A typical morning might start in Cowork (morning briefing Routine summarizes email and calendar), move to Chat (respond to the priorities surfaced by the briefing, do writing and thinking work), and use Code when a task requires local file access or multi-step execution.

The key is not to switch modes aimlessly but to switch deliberately – when the current mode has reached the limit of what it can do for the current task, and the next mode is the right tool for the next step.

Practical Example

A content director's Monday workflow uses all three modes:

8:00am – Cowork: Her Routine generates a weekly content briefing – pulling from her editorial calendar in Google Sheets, her email for any client feedback received over the weekend, and the previous week's performance data from her analytics Connector.

One slash command, all sources, one summary.

She reviews it in five minutes.

9:00am – Chat: She uses the briefing context to draft two articles in Projects where her brand voice guidelines and editorial style guides are uploaded.

Chat mode produces content that already matches her publication's voice because the context is persistent.

11:00am – Code: She has 40 image assets from the design team that need renaming and organizing into the correct folder structure before publishing.

She opens Code mode, describes the naming convention, and reviews the renaming plan Claude proposes before approving.

Done in eight minutes instead of forty-five.

2:00pm – Cowork: She uses the /publish-summary Skill to compile the week's content plan and distribute it to her team via the Slack Connector.

One command replaces what used to be a manual copy-paste-and-format process.
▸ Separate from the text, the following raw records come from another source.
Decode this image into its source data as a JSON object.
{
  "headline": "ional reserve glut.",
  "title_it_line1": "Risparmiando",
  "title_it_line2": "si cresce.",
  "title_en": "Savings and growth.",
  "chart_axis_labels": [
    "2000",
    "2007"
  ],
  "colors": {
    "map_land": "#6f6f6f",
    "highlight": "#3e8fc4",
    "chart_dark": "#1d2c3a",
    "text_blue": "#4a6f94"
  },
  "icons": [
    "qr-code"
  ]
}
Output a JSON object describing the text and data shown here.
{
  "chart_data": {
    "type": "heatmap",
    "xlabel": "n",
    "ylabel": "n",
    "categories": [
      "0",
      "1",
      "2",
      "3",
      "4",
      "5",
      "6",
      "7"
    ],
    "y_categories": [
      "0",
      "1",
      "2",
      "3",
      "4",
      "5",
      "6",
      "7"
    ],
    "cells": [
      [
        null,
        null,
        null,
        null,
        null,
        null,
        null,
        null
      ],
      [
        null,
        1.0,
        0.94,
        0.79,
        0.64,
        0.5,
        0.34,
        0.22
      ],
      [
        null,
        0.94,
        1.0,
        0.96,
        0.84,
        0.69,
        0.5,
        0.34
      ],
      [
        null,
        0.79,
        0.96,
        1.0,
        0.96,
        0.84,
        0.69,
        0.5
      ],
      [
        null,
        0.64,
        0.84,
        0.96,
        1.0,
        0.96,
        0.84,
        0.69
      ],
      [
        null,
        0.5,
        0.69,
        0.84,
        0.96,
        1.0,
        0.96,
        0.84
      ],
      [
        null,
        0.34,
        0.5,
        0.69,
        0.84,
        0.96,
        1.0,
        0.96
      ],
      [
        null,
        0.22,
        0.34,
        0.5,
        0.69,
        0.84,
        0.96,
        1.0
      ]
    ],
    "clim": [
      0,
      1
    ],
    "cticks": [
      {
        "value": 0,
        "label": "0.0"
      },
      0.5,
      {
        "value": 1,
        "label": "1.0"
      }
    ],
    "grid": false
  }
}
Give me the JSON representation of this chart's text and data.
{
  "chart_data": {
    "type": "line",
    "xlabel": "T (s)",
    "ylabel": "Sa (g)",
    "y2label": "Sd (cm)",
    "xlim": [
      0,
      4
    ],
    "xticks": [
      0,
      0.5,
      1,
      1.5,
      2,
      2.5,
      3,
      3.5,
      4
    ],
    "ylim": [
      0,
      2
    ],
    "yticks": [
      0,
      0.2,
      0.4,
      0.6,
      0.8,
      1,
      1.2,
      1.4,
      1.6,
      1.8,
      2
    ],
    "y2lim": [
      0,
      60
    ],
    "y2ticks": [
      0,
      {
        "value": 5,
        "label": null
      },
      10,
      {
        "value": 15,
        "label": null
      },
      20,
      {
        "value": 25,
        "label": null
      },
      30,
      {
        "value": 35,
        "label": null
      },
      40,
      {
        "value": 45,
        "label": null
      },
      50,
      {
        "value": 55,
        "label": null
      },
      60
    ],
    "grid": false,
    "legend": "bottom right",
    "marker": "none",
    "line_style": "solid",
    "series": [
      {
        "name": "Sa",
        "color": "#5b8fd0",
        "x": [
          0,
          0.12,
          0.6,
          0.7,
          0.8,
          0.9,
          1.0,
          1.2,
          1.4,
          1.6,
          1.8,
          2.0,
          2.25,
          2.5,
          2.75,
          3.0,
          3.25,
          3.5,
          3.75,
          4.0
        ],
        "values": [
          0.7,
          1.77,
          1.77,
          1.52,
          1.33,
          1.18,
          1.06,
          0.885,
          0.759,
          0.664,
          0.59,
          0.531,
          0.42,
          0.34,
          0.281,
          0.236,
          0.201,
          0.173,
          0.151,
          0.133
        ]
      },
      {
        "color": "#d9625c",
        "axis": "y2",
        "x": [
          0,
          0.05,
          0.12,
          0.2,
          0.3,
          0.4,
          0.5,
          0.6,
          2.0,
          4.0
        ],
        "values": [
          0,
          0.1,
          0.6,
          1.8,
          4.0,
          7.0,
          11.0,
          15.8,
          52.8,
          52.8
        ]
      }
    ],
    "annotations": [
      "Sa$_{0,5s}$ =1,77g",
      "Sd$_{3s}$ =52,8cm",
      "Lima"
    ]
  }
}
Three modes, used for exactly what each one does best.

Lesser-Known Tip

Create a short personal cheat sheet – a sticky note or a note in your notes app – that maps your three most common recurring tasks to their correct mode. Something like: "Morning briefing: Cowork / Article drafting: Chat / Asset processing: Code." The barrier to using the right mode is usually not knowledge – it is the half-second habit of pausing to choose. A visible reminder eliminates that friction entirely and costs nothing to create.

Safety Notes

In multi-mode workflows, be especially careful about data flow between modes. Content produced in Chat that you then pass to Code for file operations should be reviewed before Claude writes it anywhere. Similarly, output produced by Cowork Skills should be reviewed before being distributed through Connectors. Multi-mode workflows involve multiple points where Claude is taking action, and each transition is worth a conscious check: is Claude doing what I intend, with the correct data, to the correct destination?

Practice Task

Design a multi-mode workflow for one real recurring task in your current work. Write down: (1) the task name, (2) which mode handles which phase, (3) what the handoff point is between modes. You do not need to execute the full workflow – just design it. Then try running at least the first phase in the correct mode and evaluate whether it felt more natural than doing the whole task in a single mode.

Completion Check

You should be able to describe what carries across all three Claude modes and what is mode-specific, design a multi-mode workflow for a realistic professional task, and identify the natural handoff points between modes in a complex workflow.